Friday, February 03, 2006
Time for everything
The big, white bouquet with flowers on the living room table is starting to slowly wither. Tomorrow will be a week. A week since I said "yes" and shook my head "no" - no, as in, i can't believe this - on the video, when he proposed.
There is always been a part of me that "wanted" someone next to me. I have dated, many guys. Some treated me better, others not so good, some I treated better and others not so good, but I will leave it all in the past and chalk it up to growing up. There have been deep, painful heartbreaks, there have been giddy laughs after the first dates, there have been tears, waiting for the phone to ring, there have been waking up the next morning and regretting, there have been hopes that maybe this will finally be the one. There have been times when I gave up. I'd wanted him for so long.
When Nate and I broke up, there was a part of me that gave up. I remember Rochelles Boji bunkhouse a couple of days after we broke up, I told everyone I will go take a nap, but I went to cry. I needed some time to curl up and let out all that confusion and pain. There is crying and then there is that deep wailing, from the deep bottom of your heart cry, I think the word for it lamenting. I told God that this is not fair, that I have tried to do things on my own and they fell through but with Nate I had given it to God and they still fell through. That was the part that I was so confused about -- I trusted God and it still fell through.
It was probably the same week that Neil and I started talking. You know the rest.
Now, when I look back, I am so thankfull that none of those other relationships worked out. There were some great guys but I was not ready. There were some not so great guys and I was too naive and desperate. I have changed so much in the last 8 years. I love my mom in million pieces but I had inherited some bad examples in relationships. There are demons that I am still fighting that I learned while watching her as a little girl. I had no base to stand on as far as relationships go. More then that, I did not know what a good relatioship is.
Change is never easy. But through much of those heartaches I learned a lot of things. Through clinging to God, I learned things that will be a foundation for our marriage. Growth is an evolving thing. I will try to keep my eyes on God and let that growth take place.
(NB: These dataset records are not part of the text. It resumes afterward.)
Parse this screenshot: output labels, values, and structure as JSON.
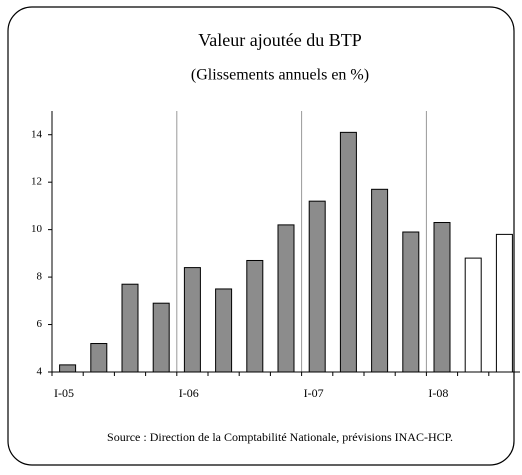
{
  "chart_data": {
    "type": "bar",
    "title": "Valeur ajoutée du BTP",
    "subtitle": "(Glissements annuels en %)",
    "source": "Source : Direction de la Comptabilité Nationale, prévisions INAC-HCP.",
    "categories": [
      "I-05",
      null,
      null,
      null,
      "I-06",
      null,
      null,
      null,
      "I-07",
      null,
      null,
      null,
      "I-08",
      null,
      null
    ],
    "values": [
      4.3,
      5.2,
      7.7,
      6.9,
      8.4,
      7.5,
      8.7,
      10.2,
      11.2,
      14.1,
      11.7,
      9.9,
      10.3,
      8.8,
      9.8
    ],
    "colors": [
      "#8c8c8c",
      "#8c8c8c",
      "#8c8c8c",
      "#8c8c8c",
      "#8c8c8c",
      "#8c8c8c",
      "#8c8c8c",
      "#8c8c8c",
      "#8c8c8c",
      "#8c8c8c",
      "#8c8c8c",
      "#8c8c8c",
      "#8c8c8c",
      "#ffffff",
      "#ffffff"
    ],
    "ylim": [
      4,
      15
    ],
    "yticks": [
      4,
      6,
      8,
      10,
      12,
      14
    ],
    "grid": false
  }
}
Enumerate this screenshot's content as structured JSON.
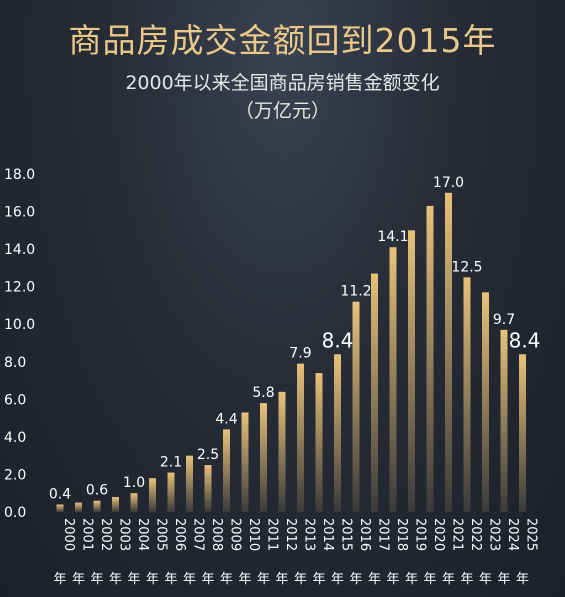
{
  "header": {
    "title": "商品房成交金额回到2015年",
    "subtitle": "2000年以来全国商品房销售金额变化",
    "unit": "（万亿元）"
  },
  "chart_data": {
    "type": "bar",
    "title": "商品房成交金额回到2015年",
    "subtitle": "2000年以来全国商品房销售金额变化",
    "ylabel": "（万亿元）",
    "ylim": [
      0,
      18
    ],
    "yticks": [
      "0.0",
      "2.0",
      "4.0",
      "6.0",
      "8.0",
      "10.0",
      "12.0",
      "14.0",
      "16.0",
      "18.0"
    ],
    "categories": [
      "2000",
      "2001",
      "2002",
      "2003",
      "2004",
      "2005",
      "2006",
      "2007",
      "2008",
      "2009",
      "2010",
      "2011",
      "2012",
      "2013",
      "2014",
      "2015",
      "2016",
      "2017",
      "2018",
      "2019",
      "2020",
      "2021",
      "2022",
      "2023",
      "2024",
      "2025"
    ],
    "category_suffix": "年",
    "values": [
      0.4,
      0.5,
      0.6,
      0.8,
      1.0,
      1.8,
      2.1,
      3.0,
      2.5,
      4.4,
      5.3,
      5.8,
      6.4,
      7.9,
      7.4,
      8.4,
      11.2,
      12.7,
      14.1,
      15.0,
      16.3,
      17.0,
      12.5,
      11.7,
      9.7,
      8.4
    ],
    "data_labels": [
      {
        "index": 0,
        "text": "0.4"
      },
      {
        "index": 2,
        "text": "0.6"
      },
      {
        "index": 4,
        "text": "1.0"
      },
      {
        "index": 6,
        "text": "2.1"
      },
      {
        "index": 8,
        "text": "2.5"
      },
      {
        "index": 9,
        "text": "4.4"
      },
      {
        "index": 11,
        "text": "5.8"
      },
      {
        "index": 13,
        "text": "7.9"
      },
      {
        "index": 15,
        "text": "8.4"
      },
      {
        "index": 16,
        "text": "11.2"
      },
      {
        "index": 18,
        "text": "14.1"
      },
      {
        "index": 21,
        "text": "17.0"
      },
      {
        "index": 22,
        "text": "12.5"
      },
      {
        "index": 24,
        "text": "9.7"
      },
      {
        "index": 25,
        "text": "8.4"
      }
    ],
    "emphasized_labels": [
      15,
      25
    ],
    "grid": false,
    "colors": {
      "bar_top": "#e8c27a",
      "bar_bottom": "#3a3a3a",
      "axis_text": "#ffffff",
      "title": "#e8c98a"
    }
  }
}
There was a reason why those things didn't happen when I wanted them to happen. As much as I wanted it, I was not ready. You can't bake a cake before the oven is at the right temp. Also, when I look at him, I don't dare to take him for granted. I could not see the whole picture when past happened. I can see it now, looking back and I would not want it any other way. It is perfect this way. There is a time for everything. There is a good time for everything.